Seorang ibu-ibu yang sudah memasukkan resi pelunasan bank ini sejak pagi, tahu-tahu dipanggil oleh petugas penyerahan buku paspor. Bukan untuk menerima buku paspor, tapi untuk menerima kembali resi pelunasan bank. Kata petugas, mereka akan istirahat makan siang dan nanti resi itu disuruhnya dimasukkan kembali setelah jam 13. Tampak sekali kekesalan wajah ibu. Seorang bapak-bapak di sebelah saya yang juga sudah mengantri untuk mengambil paspor sejak pagi berkata sarkastik “Inilah pelayanan publik di Indonesia”.

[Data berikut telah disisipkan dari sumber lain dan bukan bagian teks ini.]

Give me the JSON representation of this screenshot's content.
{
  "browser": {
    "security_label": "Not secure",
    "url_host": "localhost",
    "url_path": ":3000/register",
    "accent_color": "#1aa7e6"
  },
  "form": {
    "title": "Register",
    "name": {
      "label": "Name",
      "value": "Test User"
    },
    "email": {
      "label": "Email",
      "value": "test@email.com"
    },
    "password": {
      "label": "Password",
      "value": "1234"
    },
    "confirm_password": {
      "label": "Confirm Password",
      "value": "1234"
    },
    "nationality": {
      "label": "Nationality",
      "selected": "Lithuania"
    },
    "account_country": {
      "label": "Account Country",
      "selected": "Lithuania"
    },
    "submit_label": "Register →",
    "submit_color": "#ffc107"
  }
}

Jam dinding menunjukkan pukul 11.45 dan nomor antrean yang sudah dipanggil menunjukkan angka 112. Karcis antrean di tangan saya adalah 118. Satu-satunya petugas yang masih tersisa di konter penerimaan berkas-berkas persyaratan mengangkat pantatnya tanda dia akan menyusul rekan-rekannya untuk istirahat makan siang. Saya bertukar pandang dengan istri seolah saling bertanya bagaimana sebaiknya langkah kita ini. Istri mengatakan bahwa dia siang ini ada appointment dengan seorang pasiennya. Berarti kita tak mungkin menunggu sampai jam 13. Berarti kita harus hengkang dengan tangan hampa. Sia-sia sudah berjam-jam kita menunggu tanpa hasil.
Apakah segala dalih perangkat ini dan itu mengalami kerusakan itu cuma akal-akalan petugas imigrasi untuk mempersulit kita? Menuduh tanpa bukti memang tidak bisa kita lakukan. Tapi aroma pungli terasa sangat keras tercium. Seorang ibu yang sangat kesal berkata “kalau tahu begini ribetnya mengurus paspor, lebih baik dia ikut nasehat suaminya yang katanya dengan 750 ribu melalui calo bisa cepat beres”. Tarif resmi paspor adalah 355 ribu.
Apakah keberengsekan pelayanan paspor ini cuma ada di kantor Palembang? Beberapa waktu silam, saya mendengar bahwa pelayanan paspor di DKI Jakarta sekarang sangat bagus. Tak ada pungli dan sangat singkat waktunya. Ini semua berkat kiprah Gubernur Ahok yang sangat tegas. Namun, saya sangat skeptis setelah Gubernur Ahok dinonaktifkan beberapa bulan ini, pelayanan paspor masih tetap sama primanya seperti dulu.
Boleh jadi, dia sudah sama berengseknya seperti kantor imigrasi Palembang. Di kantor imigrasi ini bertaburan spanduk besar “kawasan bebas korupsi”, jangan menggunakan jasa calo”, “bebas pungli”, namun semuanya hanyalah kata-kata hampa karena adagium pegawai negeri sipil “kalau bisa dipersulit mengapa harus dipermudah” masih kuat bercokol dalam benak mereka.